I've found it pretty useful as well. It doesn't compete with gh issues as much as it competes with markdown specs.
It's helpful for getting Claude code to work with tasks that will span multiple context windows.
hmokiguess a day ago

First I hear of spec-kit, that looks very promising, I’m interested in trying it. My approach is to combine beads with superpowers skills https://github.com/obra/superpowers I’m wondering how does it compare to this, gonna give it a try, thanks!

iddan a day ago

Cool stuff. The readme is pretty lengthy so it was a little hard to identify what is the core problem this tool is aiming to solve and how is it tackling it differently than the present solutions.

mimischi a day ago

A classic issue of AI generated READMEs. Never to the point, always repetitive and verbose
- cube2222 a day ago
  
  Funnily, AI already knows what stereotypical AI sounds like, so when I tell Claude to write a README but "make it not sounds like AI, no buzzwords, to the point, no repetition, but also don't overdo it, keep it natural" it does a very decent job.
  Actually drastically improves any kind of writing by AI, even if just for my own consumption.
- SwellJoe a day ago
  
  I'm not saying it is or isn't written by an LLM, but, Yegge writes a lot and usually well. It somehow seems unlikely he'd outsource the front page to AI, even if he's a regular user of AI for coding and code docs.
- kieckerjan a day ago
  
  And full of marketing hyperbole. When I have an AI produce a README I always have to ask it to tone it down and keep it factual.
vdm a day ago

https://steve-yegge.medium.com/beads-best-practices-2db636b9...
zaphirplane a day ago

This looks like a ticketing cli
- simonw a day ago
  
  That's exactly what this is, but it's one that's designed with coding agents in mind as its principle users.

aschearer a day ago

Neat! I am working on something similar and arriving at similar conclusions. eg sqlite local index.
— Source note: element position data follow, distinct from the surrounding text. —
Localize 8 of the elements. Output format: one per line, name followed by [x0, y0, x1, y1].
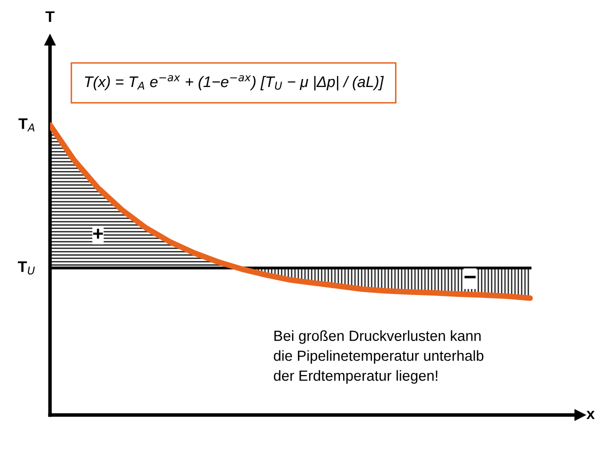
text: T — [46, 11, 55, 22]
text: T$_{A}$ — [18, 118, 34, 132]
annotation: Bei großen Druckverlusten kann die Pipelinetemperatur unterhalb der Erdtemperatur liegen! — [274, 330, 484, 384]
annotation: + — [93, 228, 103, 239]
ref-line-label: T$_{U}$ — [18, 261, 35, 275]
annotation: − — [464, 276, 476, 278]
text: T(x) = T$_{A}$ e$^{−ax}$ + (1−e$^{−ax}$) [T$_{U}$ − μ |Δp| / (aL)] — [84, 75, 384, 90]
text: x — [586, 410, 595, 419]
I am not ready to give up human authoring, though. How do tackle the quality gate problem and conformance? For programmatic checks like linting it’s reasonably clear but what about checks that require intelligence?

frodo76 a day ago

Could you do the same thing with your real issue tracking software? Your agent could use an MCP to create a Jira ticket and create subtasks or tasks for your subagents? Then you don't need to clutter up your repo with these MD files and .beads directories and what not.

simonw a day ago

Yes you can. I've experimented a bit with using the `gh` CLI tool to work with issues in a GitHub repository, but I don't particularly like the aesthetics of having a bunch of LLM-generated prose in my issue trackers like that.

igor47 a day ago

I've been trialing jj as my vcs on my latest project, but I guess this only supports git? Anyone using this with jujutsu?

steveklabnik a day ago

It works fine with jj. I have a line in my Claude.md to tell it to make sure to close before committing, and I don’t use the hooks that are provided.

jauntywundrkind a day ago

Somewhat aside but I love the data architrcture. Jsonl lines checked into git, and a sqlite local cache. Auto-sync to replicate changes between the canonical and cache. https://github.com/steveyegge/beads?tab=readme-ov-file#the-m...
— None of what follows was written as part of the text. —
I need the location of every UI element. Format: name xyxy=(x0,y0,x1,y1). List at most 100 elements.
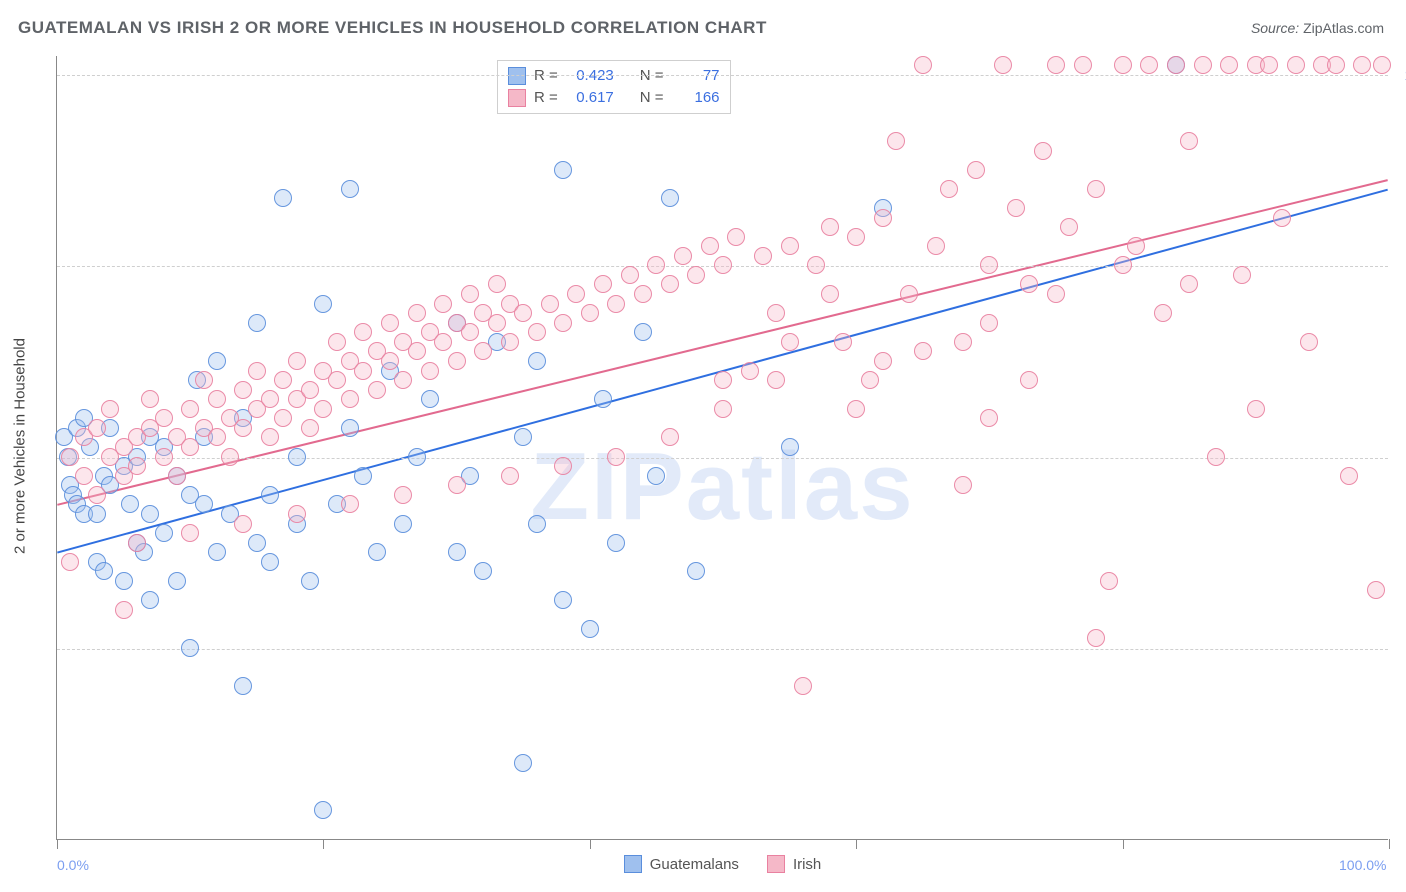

I finally started digging in to OpenCode for real these past couple weeks. It has a planning mode, which nicely builds out a plan on text chat as usual, but also a right pain on the TUI builds out a Todo list, which has been really nice. I often give it the go-ahead to do the next item or two or three. I've wondered how this is implemented, how OpenCode sets up and picks up on this structuring.
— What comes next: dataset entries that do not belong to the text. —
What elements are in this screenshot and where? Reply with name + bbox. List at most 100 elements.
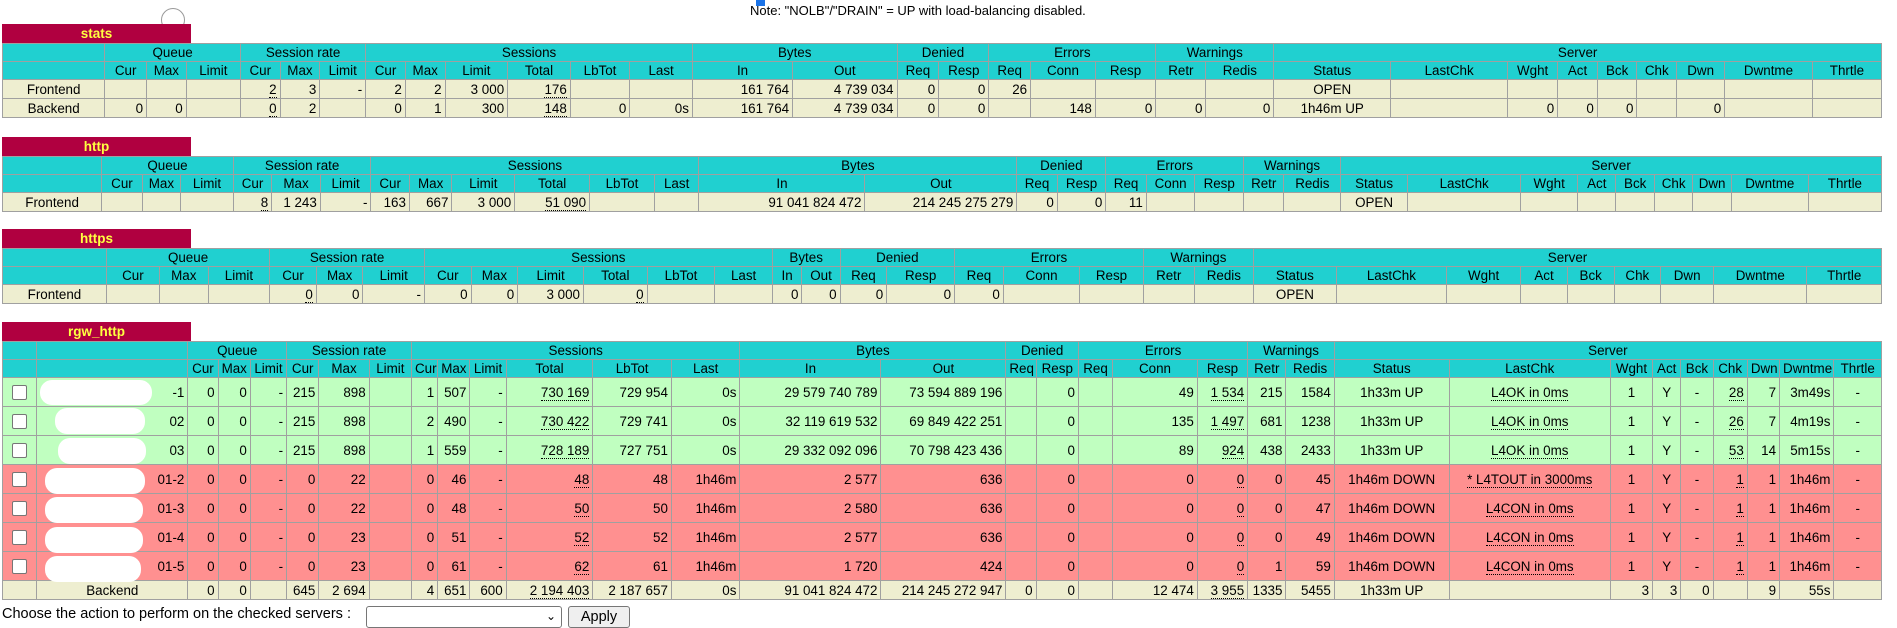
action-label: Choose the action to perform on the chec… [2, 606, 351, 622]
cell-value: 1 [1736, 529, 1744, 546]
last-check-link[interactable]: L4OK in 0ms [1491, 442, 1569, 459]
server-checkbox-cell[interactable] [1, 377, 38, 407]
table-cell: 2 [365, 79, 406, 99]
table-cell: 0 [801, 284, 841, 304]
server-checkbox[interactable] [12, 500, 28, 516]
table-row: Backend 0 0 0 2 0 1 300 148 0 0s 161 764 4 739 034 0 0… [1, 98, 1883, 118]
column-header: Limit [362, 266, 425, 285]
cell-value: 1 534 [1210, 384, 1245, 401]
table-cell: 11 [1105, 192, 1147, 212]
server-checkbox-cell[interactable] [1, 493, 38, 523]
column-header: In [698, 174, 866, 193]
table-cell: - [469, 377, 507, 407]
column-header: Status [1340, 174, 1408, 193]
group-errors: Errors [1105, 156, 1244, 175]
proxy-title-http[interactable]: http [2, 137, 191, 156]
table-cell: 651 [437, 580, 471, 600]
table-cell: 3 955 [1196, 580, 1249, 600]
last-check-link[interactable]: * L4TOUT in 3000ms [1467, 471, 1593, 488]
table-cell: 1 [1746, 551, 1781, 581]
cell-value: 8 [260, 194, 269, 211]
table-cell: 898 [318, 406, 370, 436]
redaction-mask [55, 408, 145, 434]
row-label: Backend [1, 98, 106, 118]
column-header: Cur [239, 61, 281, 80]
server-checkbox-cell[interactable] [1, 522, 38, 552]
column-header: Out [880, 359, 1007, 378]
group-warnings: Warnings [1155, 43, 1275, 62]
table-cell [146, 79, 187, 99]
column-header: Total [505, 359, 594, 378]
column-header: Max [146, 61, 187, 80]
last-check-link[interactable]: L4OK in 0ms [1491, 384, 1569, 401]
server-checkbox[interactable] [12, 529, 28, 545]
table-cell: - [1833, 377, 1882, 407]
last-check-link[interactable]: L4CON in 0ms [1485, 529, 1574, 546]
column-header: Redis [1285, 359, 1335, 378]
stats-table: Queue Session rate Sessions Bytes Denied… [1, 43, 1883, 118]
column-header: Retr [1155, 61, 1207, 80]
last-check-link[interactable]: L4CON in 0ms [1485, 500, 1574, 517]
proxy-title-https[interactable]: https [2, 229, 191, 248]
column-header: Wght [1609, 359, 1654, 378]
column-header: Cur [232, 174, 273, 193]
column-header-row: Cur Max Limit Cur Max Limit Cur Max Limit Total Lb… [1, 359, 1882, 378]
server-checkbox-cell[interactable] [1, 551, 38, 581]
table-cell: 2433 [1285, 435, 1335, 465]
table-cell: 898 [318, 377, 370, 407]
table-cell: 0 [1196, 464, 1249, 494]
server-checkbox-cell[interactable] [1, 406, 38, 436]
column-header: Limit [444, 61, 509, 80]
table-cell: 3 000 [517, 284, 584, 304]
table-cell [1335, 284, 1448, 304]
header-blank [1, 43, 106, 62]
table-cell [368, 580, 413, 600]
proxy-title-stats[interactable]: stats [2, 24, 191, 43]
proxy-title-rgw-http[interactable]: rgw_http [2, 322, 191, 341]
table-cell [368, 377, 413, 407]
last-check-link[interactable]: L4OK in 0ms [1491, 413, 1569, 430]
scroll-indicator [756, 0, 765, 6]
table-cell: 4m19s [1779, 406, 1835, 436]
table-cell: 507 [437, 377, 471, 407]
table-cell: 61 [592, 551, 672, 581]
table-cell [1145, 192, 1196, 212]
table-cell: 2 [404, 79, 446, 99]
table-cell: 1 534 [1196, 377, 1249, 407]
column-header: Req [896, 61, 940, 80]
server-checkbox[interactable] [12, 384, 28, 400]
column-header: Cur [411, 359, 439, 378]
table-cell: - [469, 406, 507, 436]
column-header: Thrtle [1806, 266, 1882, 285]
table-cell: 0 [286, 464, 320, 494]
column-header: Bck [1680, 359, 1714, 378]
server-checkbox-cell[interactable] [1, 464, 38, 494]
table-cell: - [469, 435, 507, 465]
column-header: Bck [1566, 266, 1615, 285]
server-checkbox[interactable] [12, 413, 28, 429]
table-cell: 0 [217, 522, 251, 552]
http-table: Queue Session rate Sessions Bytes Denied… [1, 156, 1883, 212]
table-cell: 1584 [1285, 377, 1335, 407]
table-cell: 667 [408, 192, 453, 212]
server-checkbox[interactable] [12, 471, 28, 487]
column-header: Resp [1056, 174, 1107, 193]
server-checkbox-cell[interactable] [1, 435, 38, 465]
table-cell: 0 [1112, 493, 1198, 523]
column-header: LbTot [592, 359, 672, 378]
group-session-rate: Session rate [269, 248, 425, 267]
table-cell: 4 [411, 580, 439, 600]
table-cell: 23 [318, 551, 370, 581]
server-checkbox[interactable] [12, 442, 28, 458]
column-header: Dwn [1676, 61, 1726, 80]
last-check-link[interactable]: L4CON in 0ms [1485, 558, 1574, 575]
table-cell: 12 474 [1112, 580, 1198, 600]
table-cell: 0 [896, 79, 940, 99]
table-cell: 26 [988, 79, 1032, 99]
column-header: Retr [1247, 359, 1287, 378]
column-header: Max [271, 174, 321, 193]
group-warnings: Warnings [1142, 248, 1255, 267]
server-checkbox[interactable] [12, 558, 28, 574]
table-cell: Y [1652, 435, 1682, 465]
table-cell: 1h46m DOWN [1333, 464, 1450, 494]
Beads formalizing that a bit more is tempting. I also deeply deeply enjoy that Beads is checked in. With both Aider and OpenCode, there's a nice history. But it's typically not checked in. OpenCode 's history in particular isnt even kept in the project directory, and can be quite complex with multiple sessions and multiple agents all flying around. Beads, as a strategy to record the work & understand it better, is also very tempting.

Would love to see deeper OpenCode + Beads integration.